Il me fut donné, à quelque temps de là, de mesurer la grandeur spirituelle de M. l'abbé Jubal.

J'étais dans la chapelle, attendant avec deux ou trois camarades mon tour de me confesser. Le jour baissait. La lueur de la lampe perpétuelle faisait trembler les étoiles d'or de la voûte assombrie. Au fond du chœur, la vierge peinte s'effaçait dans le vague d'une apparition. L'autel était chargé de vases dorés, pleins de fleurs; une odeur d'encens flottait dans l'air; on entrevoyait confusément mille choses, et l'ennui, l'ennui même, ce grand mal des enfants, prenait une teinte douce dans l'atmosphère de cette chapelle. Il me semblait que, du côté de l'autel, elle touchait au paradis.

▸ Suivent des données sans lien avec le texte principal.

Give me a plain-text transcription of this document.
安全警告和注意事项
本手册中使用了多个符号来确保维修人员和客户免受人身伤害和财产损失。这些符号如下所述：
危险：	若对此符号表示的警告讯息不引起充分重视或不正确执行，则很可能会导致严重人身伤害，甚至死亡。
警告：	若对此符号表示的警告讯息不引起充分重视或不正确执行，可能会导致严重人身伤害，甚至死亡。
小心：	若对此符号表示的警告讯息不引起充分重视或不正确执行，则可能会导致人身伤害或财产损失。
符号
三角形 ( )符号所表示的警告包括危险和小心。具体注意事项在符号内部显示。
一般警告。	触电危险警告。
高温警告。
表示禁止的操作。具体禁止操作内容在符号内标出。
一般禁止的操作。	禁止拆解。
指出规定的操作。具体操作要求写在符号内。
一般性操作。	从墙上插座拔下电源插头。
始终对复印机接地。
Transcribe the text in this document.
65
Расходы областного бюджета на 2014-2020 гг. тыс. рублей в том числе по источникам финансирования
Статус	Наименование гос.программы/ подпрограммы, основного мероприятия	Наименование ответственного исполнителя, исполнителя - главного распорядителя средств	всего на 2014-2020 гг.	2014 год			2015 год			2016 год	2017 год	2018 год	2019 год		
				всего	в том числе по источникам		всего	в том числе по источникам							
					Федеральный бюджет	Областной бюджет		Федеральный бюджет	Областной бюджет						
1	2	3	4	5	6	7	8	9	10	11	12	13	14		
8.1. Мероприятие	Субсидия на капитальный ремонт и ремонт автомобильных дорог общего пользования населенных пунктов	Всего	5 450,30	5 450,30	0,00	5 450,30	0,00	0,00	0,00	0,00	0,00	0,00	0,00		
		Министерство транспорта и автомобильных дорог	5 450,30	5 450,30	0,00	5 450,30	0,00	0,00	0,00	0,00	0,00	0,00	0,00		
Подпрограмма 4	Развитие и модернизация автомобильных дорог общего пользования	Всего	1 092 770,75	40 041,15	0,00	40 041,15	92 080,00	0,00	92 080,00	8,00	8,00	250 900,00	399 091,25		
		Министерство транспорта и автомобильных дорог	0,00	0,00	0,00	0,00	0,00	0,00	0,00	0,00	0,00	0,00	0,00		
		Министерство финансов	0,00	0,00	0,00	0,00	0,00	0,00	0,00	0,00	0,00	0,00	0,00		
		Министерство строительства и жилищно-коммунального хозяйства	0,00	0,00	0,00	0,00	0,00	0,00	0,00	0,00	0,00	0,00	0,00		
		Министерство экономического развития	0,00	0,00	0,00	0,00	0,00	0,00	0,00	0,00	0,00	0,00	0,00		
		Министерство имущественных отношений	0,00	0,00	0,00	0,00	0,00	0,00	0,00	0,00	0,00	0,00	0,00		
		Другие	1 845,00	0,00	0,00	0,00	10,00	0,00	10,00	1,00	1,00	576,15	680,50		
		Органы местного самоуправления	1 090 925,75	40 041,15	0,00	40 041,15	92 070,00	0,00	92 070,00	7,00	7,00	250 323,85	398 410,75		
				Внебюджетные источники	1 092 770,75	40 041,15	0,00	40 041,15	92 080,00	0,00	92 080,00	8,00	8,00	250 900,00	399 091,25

Le jour était tombé. Tout à coup je vis M. l'abbé Jubal s'avancer avec une lanterne jusqu'au chœur. Il fit une génuflexion profonde, puis, ouvrant la grille, il monta les degrés de l'autel. Je l'observais: il défit un paquet d'où sortirent des guirlandes de fleurs artificielles, qui ressemblaient à ces thyrses de cerises qu'au mois de juillet de vieilles femmes nous vendaient dans les rues. Et je m'émerveillai de voir mon professeur s'approcher de l'Immaculée Conception. Vous mîtes une pincée de pointes dans votre bouche, monsieur l'abbé; je craignis d'abord que ce ne fût pour les avaler, mais c'était pour les tenir à portée de votre main. Car vous montâtes sur un escabeau et vous commençâtes à clouer les guirlandes autour de la niche de la sainte vierge. Mais vous descendiez de temps en temps de votre escabeau pour juger à distance de l'effet de votre ouvrage, et vous en étiez content; vos joues étaient rouges, votre œil était clair; vous eussiez souri, sans les pointes que vous teniez entre vos dents. Et moi, je vous admirais de tout mon cœur. Et, bien que la lanterne qui était à terre vous éclairât les narines d'une façon comique, je vous trouvais très beau. Je compris que vous étiez au-dessus des ministres, comme vous nous l'aviez insinué dans un discours habile. Je pensai que monter tout empanaché sur un cheval blanc pour gagner une bataille n'était pas une chose aussi belle et désirable que de suspendre des guirlandes aux murs d'une chapelle. Je connus que ma vocation était de vous imiter.

Je vous imitai dès le soir même à la maison, en découpant avec les ciseaux de ma mère tout le papier que je pus trouver et dont je fis des guirlandes. Mes devoirs en souffrirent. Mon exercice français en souffrit notamment dans des proportions considérables.

C'était un exercice d'après le manuel d'un M. Coquempot, dont le livre était un livre cruel. Je n'ai point de rancune, et, si cet auteur avait eu un nom moins mémorable, je l'aurais généreusement oublié. Mais on n'oublie pas Coquempot. Je ne veux pas abuser contre lui de cette circonstance fortuite. Pourtant qu'il me soit permis de m'étonner qu'il faille faire des exercices si douloureux pour apprendre une langue qu'on nomme maternelle et que ma mère m'apprenait fort bien, seulement en causant devant moi. Car elle parlait à ravir, ma mère!